Tuesday, July 20, 2010

Summer Snow

I've been in a creative funk this past month. I show up to my desk nearly every day only to stare out the window. Finally I breathe in and remember that the Great Creator is my source. Then I accept that my soul is working on other things that are deeper than the jumble of scribbles left on the page. I wrote a poem about the process:



Here I am again,

staring out the window,

sitting at this tattered desk.

The coffee cup is empty.

A soft cloud is hovering over the field.

Mist is mourning the sun.


The day is spread out before me.

I have a calling to create something beautiful.

Yet here I am, waiting, again,

creating only a jumble of thoughts,

catching empty space after

the memories and schemes have fled skyward.


Mist rises eventually.


The sun is coming, someday,

out there, in here.

The blazing sun will burn into Autumn.

Then comes the end of thought.

Then comes winter.


How can I make beauty

from the shrugging silence?

I have become the ghost writer,

the one who sits here behind the glass,

day after day wanting to be seen.

It feels like it’s only me

seeing the world rise and fall,

day after day, season after season.


I’m still here.


All the good people are working out there,

making contact with impermanence

and thinking that their solid lives are real.

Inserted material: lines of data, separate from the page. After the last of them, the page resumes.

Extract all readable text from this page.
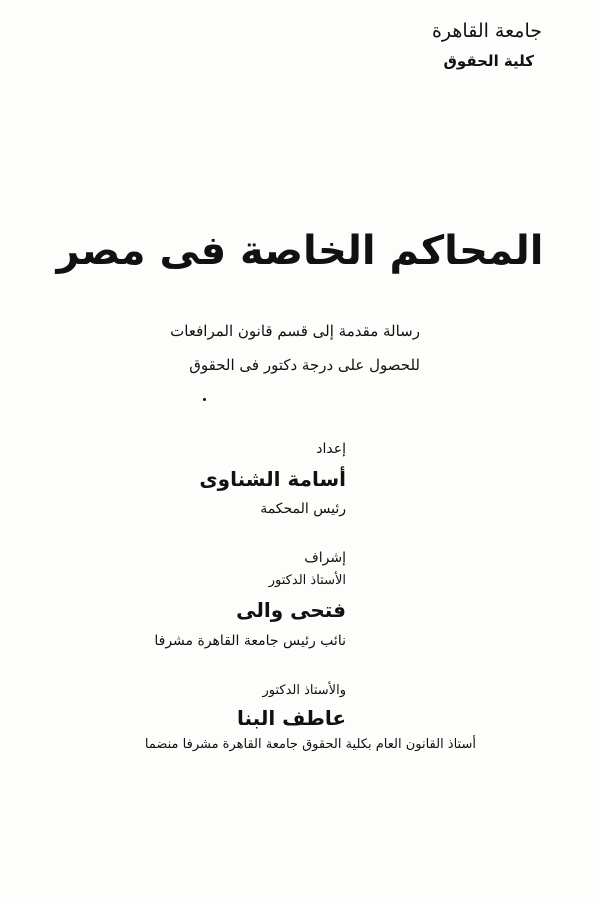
جامعة القاهرة
كلية الحقوق
المحاكم الخاصة فى مصر
رسالة مقدمة إلى قسم قانون المرافعات
للحصول على درجة دكتور فى الحقوق
إعداد
أسامة الشناوى
رئيس المحكمة
إشراف
الأستاذ الدكتور
فتحى والى
نائب رئيس جامعة القاهرة مشرفا
والأستاذ الدكتور
عاطف البنا
أستاذ القانون العام بكلية الحقوق جامعة القاهرة مشرفا منضما
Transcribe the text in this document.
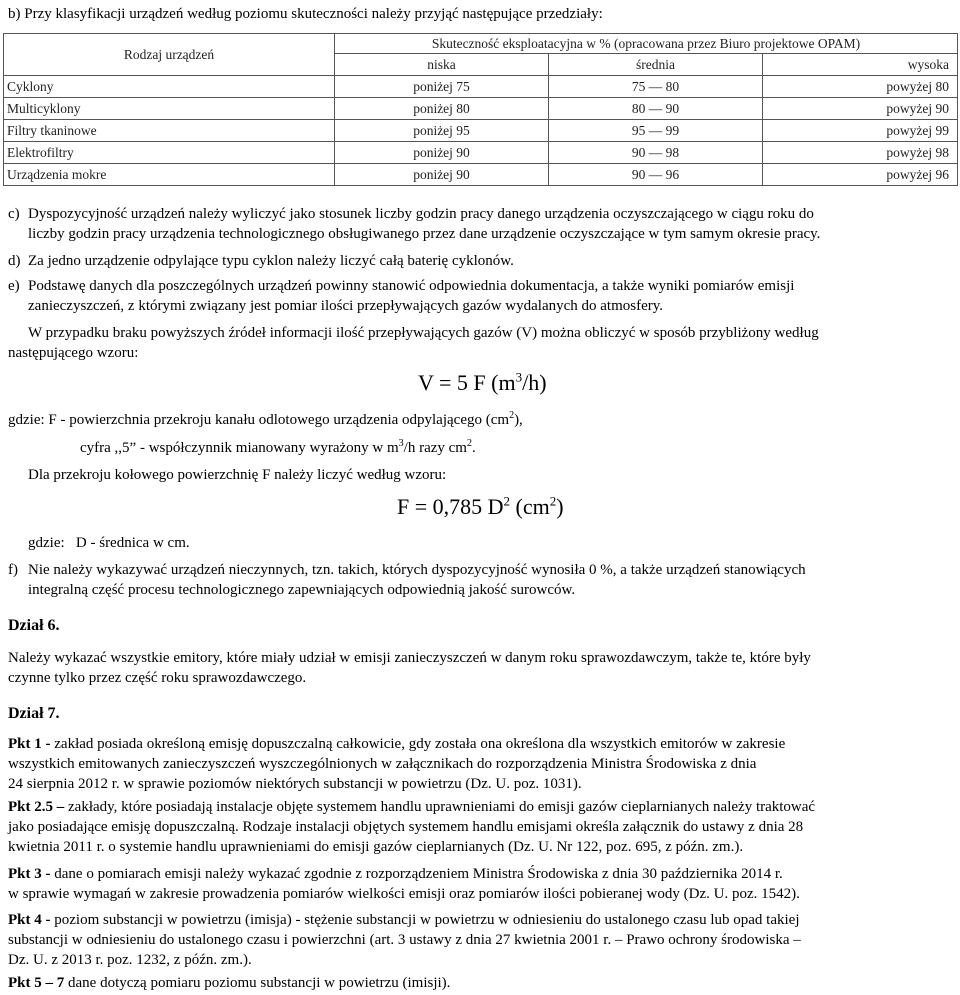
b) Przy klasyfikacji urządzeń według poziomu skuteczności należy przyjąć następujące przedziały:
Rodzaj urządzeń	Skuteczność eksploatacyjna w % (opracowana przez Biuro projektowe OPAM)		
	niska	średnia	wysoka
Cyklony	poniżej 75	75 — 80	powyżej 80
Multicyklony	poniżej 80	80 — 90	powyżej 90
Filtry tkaninowe	poniżej 95	95 — 99	powyżej 99
Elektrofiltry	poniżej 90	90 — 98	powyżej 98
Urządzenia mokre	poniżej 90	90 — 96	powyżej 96
c) Dyspozycyjność urządzeń należy wyliczyć jako stosunek liczby godzin pracy danego urządzenia oczyszczającego w ciągu roku do
liczby godzin pracy urządzenia technologicznego obsługiwanego przez dane urządzenie oczyszczające w tym samym okresie pracy.
d) Za jedno urządzenie odpylające typu cyklon należy liczyć całą baterię cyklonów.
e) Podstawę danych dla poszczególnych urządzeń powinny stanowić odpowiednia dokumentacja, a także wyniki pomiarów emisji
zanieczyszczeń, z którymi związany jest pomiar ilości przepływających gazów wydalanych do atmosfery.
W przypadku braku powyższych źródeł informacji ilość przepływających gazów (V) można obliczyć w sposób przybliżony według
następującego wzoru:
V = 5 F $(m^3/h)$
gdzie: F - powierzchnia przekroju kanału odlotowego urządzenia odpylającego $(cm^2)$,
cyfra ,,5” - współczynnik mianowany wyrażony w $m^3/h$ razy $cm^2$.
Dla przekroju kołowego powierzchnię F należy liczyć według wzoru:
F = 0,785 $D^2$ $(cm^2)$
gdzie:   D - średnica w cm.
f) Nie należy wykazywać urządzeń nieczynnych, tzn. takich, których dyspozycyjność wynosiła 0 %, a także urządzeń stanowiących
integralną część procesu technologicznego zapewniających odpowiednią jakość surowców.
Dział 6.
Należy wykazać wszystkie emitory, które miały udział w emisji zanieczyszczeń w danym roku sprawozdawczym, także te, które były
czynne tylko przez część roku sprawozdawczego.
Dział 7.
Pkt 1 - zakład posiada określoną emisję dopuszczalną całkowicie, gdy została ona określona dla wszystkich emitorów w zakresie
wszystkich emitowanych zanieczyszczeń wyszczególnionych w załącznikach do rozporządzenia Ministra Środowiska z dnia
24 sierpnia 2012 r. w sprawie poziomów niektórych substancji w powietrzu (Dz. U. poz. 1031).
Pkt 2.5 – zakłady, które posiadają instalacje objęte systemem handlu uprawnieniami do emisji gazów cieplarnianych należy traktować
jako posiadające emisję dopuszczalną. Rodzaje instalacji objętych systemem handlu emisjami określa załącznik do ustawy z dnia 28
kwietnia 2011 r. o systemie handlu uprawnieniami do emisji gazów cieplarnianych (Dz. U. Nr 122, poz. 695, z późn. zm.).
Pkt 3 - dane o pomiarach emisji należy wykazać zgodnie z rozporządzeniem Ministra Środowiska z dnia 30 października 2014 r.
w sprawie wymagań w zakresie prowadzenia pomiarów wielkości emisji oraz pomiarów ilości pobieranej wody (Dz. U. poz. 1542).
Pkt 4 - poziom substancji w powietrzu (imisja) - stężenie substancji w powietrzu w odniesieniu do ustalonego czasu lub opad takiej
substancji w odniesieniu do ustalonego czasu i powierzchni (art. 3 ustawy z dnia 27 kwietnia 2001 r. – Prawo ochrony środowiska –
Dz. U. z 2013 r. poz. 1232, z późn. zm.).
Pkt 5 – 7 dane dotyczą pomiaru poziomu substancji w powietrzu (imisji).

Me, here, an idiot watching the mist

rise and fall in the middle of July,

feeling winter drifting all around me.


It’s the same pattern here

as in the whole of my life:

Be the a nature boy who dreams a world

back into orbit while the busy people rush by

so importantly on their errands,

while I am lost in the silence

of a rare summer mist shimmering

with the beautiful impossibilities of snow.